People, he said, rarely come alone to the museum; more often, two or more generations of a family come together, or Ossis with Wessies, and they find that objects impart not only memories but lessons. "The thing about everyday objects is that they don’t say much about politics," Ludwig said. "But people start talking when they’re in front of things. ’I remember that,’ A says to B. People intervene, and that starts a discussion.
Posted by:Dan Darling

#6  (sigh) Ach! I sure do miss my old syphillis infection. Sure, the blindness was worrisome, but it did make for an interesting morning pee.
Posted by: Hans Melancholy   2004-2-1 11:38:25 PM  

#5  We used to run and play and laugh and sing!

Hit it!
Those were the days my friend,
We thought they'd never end...
Posted by: Napoleon VII   2004-2-1 11:42:53 AM  

#4  That's because it's was the last time that the air was clean and sex was dirty.

From high Waltons' Chateau on the Plateau.
Posted by: John Boy   2004-2-1 10:58:45 AM  

#3  Hell, my Dad still misses the Great Depression.
Posted by: Shipman   2004-2-1 10:56:25 AM  

#2  I guess that's better than being nostolgic for the third reich.
Posted by: JerseyMike   2004-2-1 8:06:41 AM  

#1  Dan,
Interesting article; thanks for posting it.
It's not just in E. Germany; there's some growing nostalgia for those times here in Estonia.
Shirts with the Soviet logo are hot sellers here, although mostly among Russian teenagers who have a hankering for the good ol' days of empire.

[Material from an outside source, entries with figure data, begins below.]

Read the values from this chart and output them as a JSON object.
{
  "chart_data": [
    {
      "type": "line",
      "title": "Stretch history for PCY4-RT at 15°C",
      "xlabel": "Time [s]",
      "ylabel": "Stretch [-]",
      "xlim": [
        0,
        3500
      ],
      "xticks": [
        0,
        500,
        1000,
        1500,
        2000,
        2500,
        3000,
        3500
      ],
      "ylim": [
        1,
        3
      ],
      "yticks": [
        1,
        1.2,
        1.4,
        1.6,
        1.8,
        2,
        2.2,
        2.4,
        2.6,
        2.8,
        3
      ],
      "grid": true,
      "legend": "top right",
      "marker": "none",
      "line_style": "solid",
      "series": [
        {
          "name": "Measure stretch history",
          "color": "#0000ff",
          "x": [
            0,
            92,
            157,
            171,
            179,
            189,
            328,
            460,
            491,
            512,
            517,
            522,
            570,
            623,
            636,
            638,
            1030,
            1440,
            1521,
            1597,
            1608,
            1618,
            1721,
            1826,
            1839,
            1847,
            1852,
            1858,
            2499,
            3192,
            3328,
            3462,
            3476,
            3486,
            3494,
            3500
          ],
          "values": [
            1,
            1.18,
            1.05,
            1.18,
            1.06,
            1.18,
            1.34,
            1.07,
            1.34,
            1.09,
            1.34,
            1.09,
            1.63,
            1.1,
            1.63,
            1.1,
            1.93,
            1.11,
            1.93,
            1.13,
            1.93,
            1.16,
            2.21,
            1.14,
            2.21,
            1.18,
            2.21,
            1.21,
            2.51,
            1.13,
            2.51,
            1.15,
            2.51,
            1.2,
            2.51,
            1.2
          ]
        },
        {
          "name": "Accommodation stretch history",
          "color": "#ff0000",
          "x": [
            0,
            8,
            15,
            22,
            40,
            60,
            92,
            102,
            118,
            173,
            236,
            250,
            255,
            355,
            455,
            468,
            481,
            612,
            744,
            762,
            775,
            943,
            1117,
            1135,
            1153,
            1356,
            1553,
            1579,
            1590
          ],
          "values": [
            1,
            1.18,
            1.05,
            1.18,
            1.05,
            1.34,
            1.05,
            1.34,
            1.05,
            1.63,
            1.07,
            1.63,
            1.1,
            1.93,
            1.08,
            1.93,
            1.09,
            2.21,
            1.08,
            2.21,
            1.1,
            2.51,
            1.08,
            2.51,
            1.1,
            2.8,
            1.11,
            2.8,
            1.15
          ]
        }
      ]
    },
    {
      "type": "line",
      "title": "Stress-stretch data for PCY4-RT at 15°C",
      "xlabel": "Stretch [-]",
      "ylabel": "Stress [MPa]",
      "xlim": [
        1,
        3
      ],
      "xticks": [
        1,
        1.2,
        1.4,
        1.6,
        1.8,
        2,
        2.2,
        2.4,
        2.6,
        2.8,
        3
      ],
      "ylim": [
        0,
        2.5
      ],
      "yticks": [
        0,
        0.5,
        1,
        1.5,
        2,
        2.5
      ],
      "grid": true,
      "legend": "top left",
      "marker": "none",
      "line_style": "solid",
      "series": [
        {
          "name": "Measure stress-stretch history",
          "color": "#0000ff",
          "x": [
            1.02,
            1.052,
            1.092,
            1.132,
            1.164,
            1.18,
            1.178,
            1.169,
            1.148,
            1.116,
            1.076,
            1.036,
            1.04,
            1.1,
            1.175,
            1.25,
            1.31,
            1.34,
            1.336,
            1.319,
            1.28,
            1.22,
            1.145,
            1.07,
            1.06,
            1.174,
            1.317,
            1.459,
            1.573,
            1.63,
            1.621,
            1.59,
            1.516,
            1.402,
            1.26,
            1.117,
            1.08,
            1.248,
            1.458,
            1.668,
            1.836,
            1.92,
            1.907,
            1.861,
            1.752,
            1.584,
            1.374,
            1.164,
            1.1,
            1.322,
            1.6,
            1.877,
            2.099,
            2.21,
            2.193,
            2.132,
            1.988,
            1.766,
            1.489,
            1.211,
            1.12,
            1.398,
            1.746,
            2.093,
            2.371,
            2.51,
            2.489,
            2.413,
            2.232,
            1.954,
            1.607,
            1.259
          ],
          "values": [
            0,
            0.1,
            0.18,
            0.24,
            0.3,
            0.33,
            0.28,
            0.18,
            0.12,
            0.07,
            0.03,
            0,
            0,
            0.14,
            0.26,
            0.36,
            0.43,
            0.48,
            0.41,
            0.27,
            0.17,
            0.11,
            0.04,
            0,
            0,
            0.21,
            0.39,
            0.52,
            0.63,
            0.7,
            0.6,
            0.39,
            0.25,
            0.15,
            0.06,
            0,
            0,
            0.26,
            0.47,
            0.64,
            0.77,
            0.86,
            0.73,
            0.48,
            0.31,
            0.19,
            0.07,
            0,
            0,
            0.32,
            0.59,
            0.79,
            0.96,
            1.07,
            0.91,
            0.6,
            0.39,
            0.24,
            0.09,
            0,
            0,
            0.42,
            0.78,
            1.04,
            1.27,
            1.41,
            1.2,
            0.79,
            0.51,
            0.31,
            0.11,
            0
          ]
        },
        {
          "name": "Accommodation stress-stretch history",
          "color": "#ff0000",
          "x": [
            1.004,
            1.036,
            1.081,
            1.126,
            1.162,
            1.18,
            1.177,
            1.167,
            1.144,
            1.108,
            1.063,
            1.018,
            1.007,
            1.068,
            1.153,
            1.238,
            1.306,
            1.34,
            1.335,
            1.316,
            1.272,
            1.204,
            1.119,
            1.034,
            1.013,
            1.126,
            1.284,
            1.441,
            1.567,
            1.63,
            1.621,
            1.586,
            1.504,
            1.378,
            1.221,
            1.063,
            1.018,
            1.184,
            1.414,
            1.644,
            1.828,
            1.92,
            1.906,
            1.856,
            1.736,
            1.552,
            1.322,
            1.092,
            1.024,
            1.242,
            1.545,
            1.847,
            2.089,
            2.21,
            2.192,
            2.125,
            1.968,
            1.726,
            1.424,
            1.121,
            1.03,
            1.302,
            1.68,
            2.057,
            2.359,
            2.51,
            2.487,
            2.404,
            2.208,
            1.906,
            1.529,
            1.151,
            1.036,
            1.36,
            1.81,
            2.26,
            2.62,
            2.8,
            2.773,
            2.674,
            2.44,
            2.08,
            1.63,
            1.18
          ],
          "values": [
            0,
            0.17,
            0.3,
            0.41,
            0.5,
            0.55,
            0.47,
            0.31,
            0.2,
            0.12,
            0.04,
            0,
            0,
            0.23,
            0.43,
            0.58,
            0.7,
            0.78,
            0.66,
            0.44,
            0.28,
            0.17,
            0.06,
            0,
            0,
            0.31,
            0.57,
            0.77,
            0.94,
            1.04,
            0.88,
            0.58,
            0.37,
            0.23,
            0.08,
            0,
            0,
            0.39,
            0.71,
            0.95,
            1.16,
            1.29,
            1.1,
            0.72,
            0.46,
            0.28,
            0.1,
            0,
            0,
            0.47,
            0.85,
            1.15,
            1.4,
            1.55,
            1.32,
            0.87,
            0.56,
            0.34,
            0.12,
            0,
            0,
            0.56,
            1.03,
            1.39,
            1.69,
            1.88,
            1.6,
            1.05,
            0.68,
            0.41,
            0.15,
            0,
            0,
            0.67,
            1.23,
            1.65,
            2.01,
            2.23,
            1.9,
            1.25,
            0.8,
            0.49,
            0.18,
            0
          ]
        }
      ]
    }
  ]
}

I haven't seen any Estonian kids wear them.
But even my Estonian girlfriend, who is an Estonian nationalist and about as anti-communist as they come, told me a couple days ago that one of her real disappointments growing up is that Soviet rule collapsed just before she was about to earn her Young Pioneer red scarf. She used to dream about wearing it when she was a kid. Go figure.